Here, Isenhower was banned from campus through her own actions, and no evidence indicates that her need to advocate for her son's welfare was so immediate that she was prevented from double-checking with school authorities to ensure that she had permission to be on campus, particularly given the ban's requirement that she have written permission.
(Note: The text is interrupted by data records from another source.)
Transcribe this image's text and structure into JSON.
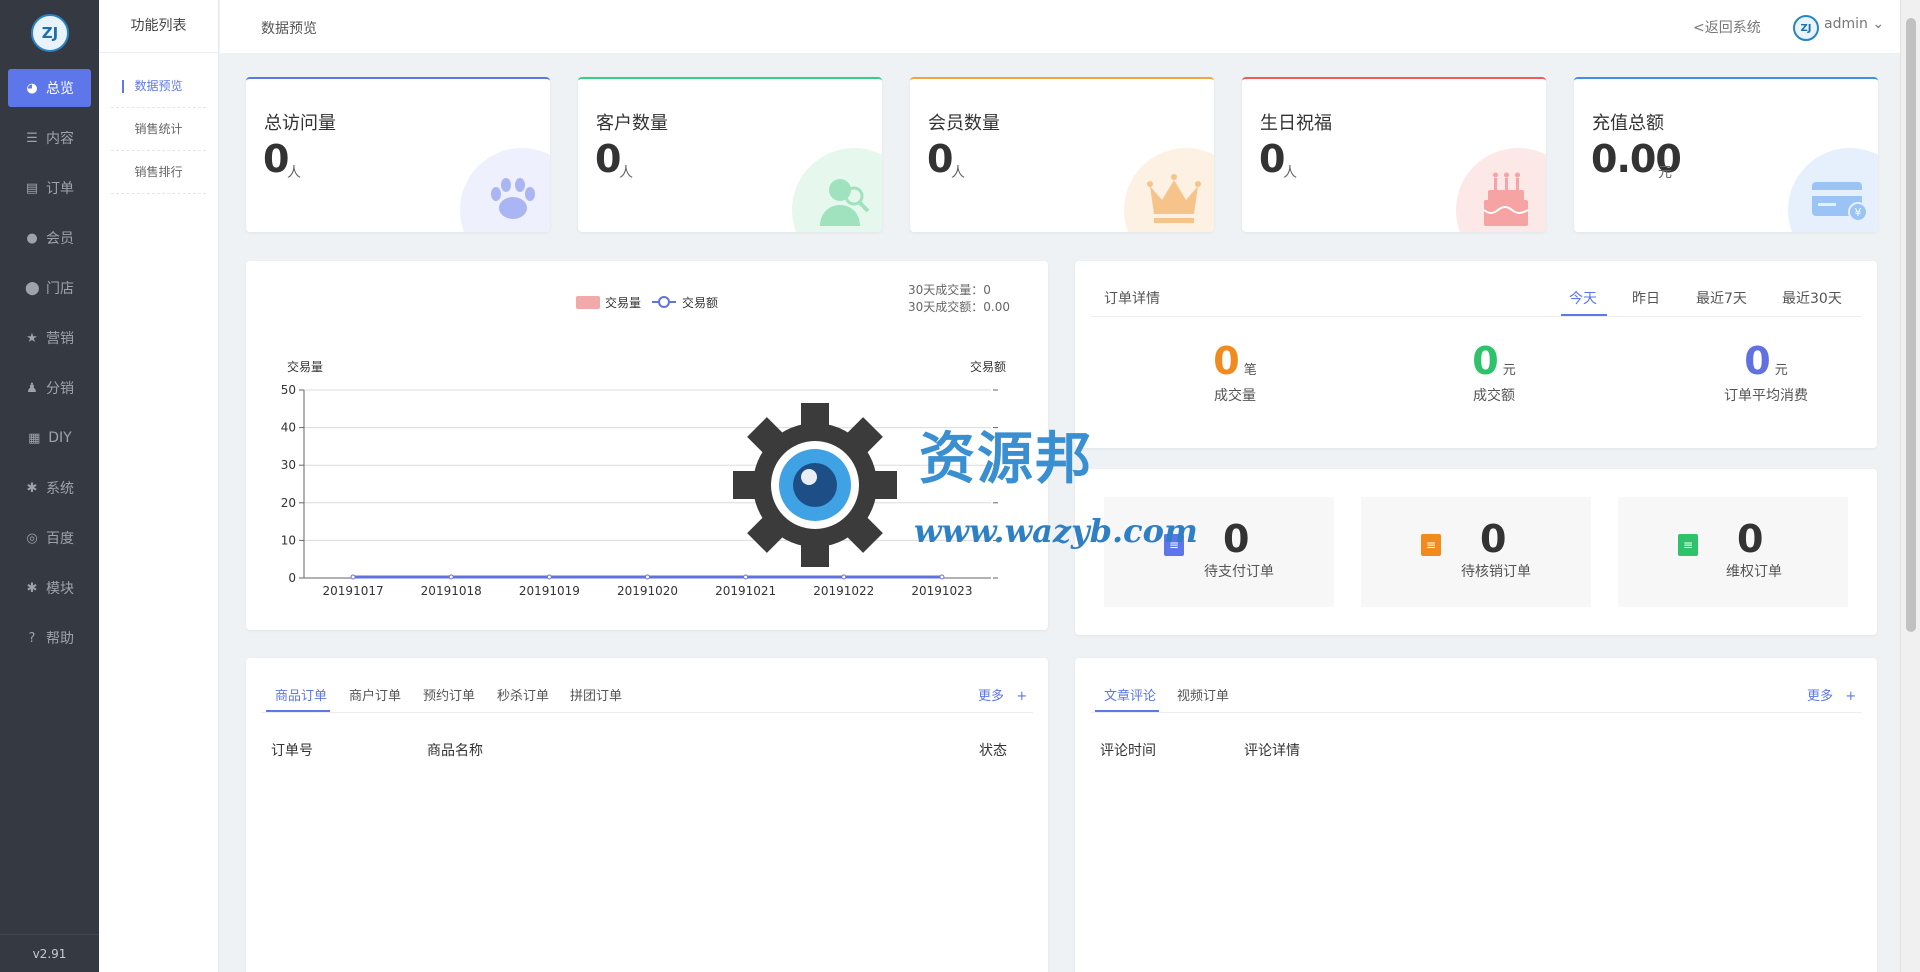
{
  "app": {
    "version": "v2.91",
    "logo_text": "ZJ"
  },
  "sidebar": {
    "items": [
      {
        "label": "总览",
        "icon": "pie-chart-icon",
        "active": true
      },
      {
        "label": "内容",
        "icon": "list-icon"
      },
      {
        "label": "订单",
        "icon": "document-icon"
      },
      {
        "label": "会员",
        "icon": "user-icon"
      },
      {
        "label": "门店",
        "icon": "map-pin-icon"
      },
      {
        "label": "营销",
        "icon": "star-icon"
      },
      {
        "label": "分销",
        "icon": "users-icon"
      },
      {
        "label": "DIY",
        "icon": "layout-icon"
      },
      {
        "label": "系统",
        "icon": "gear-icon"
      },
      {
        "label": "百度",
        "icon": "compass-icon"
      },
      {
        "label": "模块",
        "icon": "gear-icon"
      },
      {
        "label": "帮助",
        "icon": "help-icon"
      }
    ]
  },
  "subnav": {
    "title": "功能列表",
    "items": [
      {
        "label": "数据预览",
        "active": true
      },
      {
        "label": "销售统计"
      },
      {
        "label": "销售排行"
      }
    ]
  },
  "topbar": {
    "page_title": "数据预览",
    "back_link": "<返回系统",
    "user": "admin",
    "user_caret": "⌄"
  },
  "stats": [
    {
      "label": "总访问量",
      "value": "0",
      "unit": "人",
      "color": "#5d76e9",
      "icon": "paw-icon"
    },
    {
      "label": "客户数量",
      "value": "0",
      "unit": "人",
      "color": "#36cf86",
      "icon": "customers-icon"
    },
    {
      "label": "会员数量",
      "value": "0",
      "unit": "人",
      "color": "#f4a341",
      "icon": "crown-icon"
    },
    {
      "label": "生日祝福",
      "value": "0",
      "unit": "人",
      "color": "#f15a5a",
      "icon": "cake-icon"
    },
    {
      "label": "充值总额",
      "value": "0.00",
      "unit": "元",
      "color": "#3f8ef0",
      "icon": "card-icon"
    }
  ],
  "chart": {
    "summary_count": "30天成交量：0",
    "summary_amount": "30天成交额：0.00"
  },
  "chart_data": {
    "type": "bar",
    "categories": [
      "20191017",
      "20191018",
      "20191019",
      "20191020",
      "20191021",
      "20191022",
      "20191023"
    ],
    "series": [
      {
        "name": "交易量",
        "type": "bar",
        "values": [
          0,
          0,
          0,
          0,
          0,
          0,
          0
        ],
        "color": "#f1a9a9"
      },
      {
        "name": "交易额",
        "type": "line",
        "values": [
          0,
          0,
          0,
          0,
          0,
          0,
          0
        ],
        "color": "#6271e0"
      }
    ],
    "ylabel": "交易量",
    "ylabel_right": "交易额",
    "ylim": [
      0,
      50
    ],
    "yticks": [
      0,
      10,
      20,
      30,
      40,
      50
    ],
    "grid": true,
    "legend": "top"
  },
  "order_details": {
    "title": "订单详情",
    "tabs": [
      "今天",
      "昨日",
      "最近7天",
      "最近30天"
    ],
    "active_tab": 0,
    "metrics": [
      {
        "value": "0",
        "unit": "笔",
        "label": "成交量",
        "color": "#f08c1f"
      },
      {
        "value": "0",
        "unit": "元",
        "label": "成交额",
        "color": "#2ec26b"
      },
      {
        "value": "0",
        "unit": "元",
        "label": "订单平均消费",
        "color": "#6271e0"
      }
    ]
  },
  "pending": [
    {
      "value": "0",
      "label": "待支付订单",
      "color": "#5d76e9",
      "icon": "pay-order-icon"
    },
    {
      "value": "0",
      "label": "待核销订单",
      "color": "#f08c1f",
      "icon": "verify-order-icon"
    },
    {
      "value": "0",
      "label": "维权订单",
      "color": "#2ec26b",
      "icon": "rights-order-icon"
    }
  ],
  "orders_panel": {
    "tabs": [
      "商品订单",
      "商户订单",
      "预约订单",
      "秒杀订单",
      "拼团订单"
    ],
    "more": "更多",
    "plus": "+",
    "columns": [
      "订单号",
      "商品名称",
      "状态"
    ]
  },
  "comments_panel": {
    "tabs": [
      "文章评论",
      "视频订单"
    ],
    "more": "更多",
    "plus": "+",
    "columns": [
      "评论时间",
      "评论详情"
    ]
  },
  "watermark": {
    "title": "资源邦",
    "url": "www.wazyb.com"
  }
}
Thus, “[e]ven though [Isenhower] asserts that justification was her sole defense, it is not error to refuse a justification charge when there is no evidence to support it.” (Citations omitted.) Brower, supra at 706(1), 680 S.E.2d 859.
3. Isenhower contends that she received ineffective assistance of counsel because her trial lawyer failed to call certain witnesses and to conduct full interviews relevant to her conviction for remaining upon school premises pursuant to OCGA § 20–2–1180. She also contends that the trial court improperly commented that the evidence did not support her justification defense in regards to the charge of remaining upon school premises pursuant to OCGA § 20–2–1180. Because we found the evidence insufficient to sustain her conviction on this count in Division 1, supra, we need not reach these enumerations of error.
Judgment affirmed in part and reversed in part.
BARNES, P.J., and MILLER, J., concur.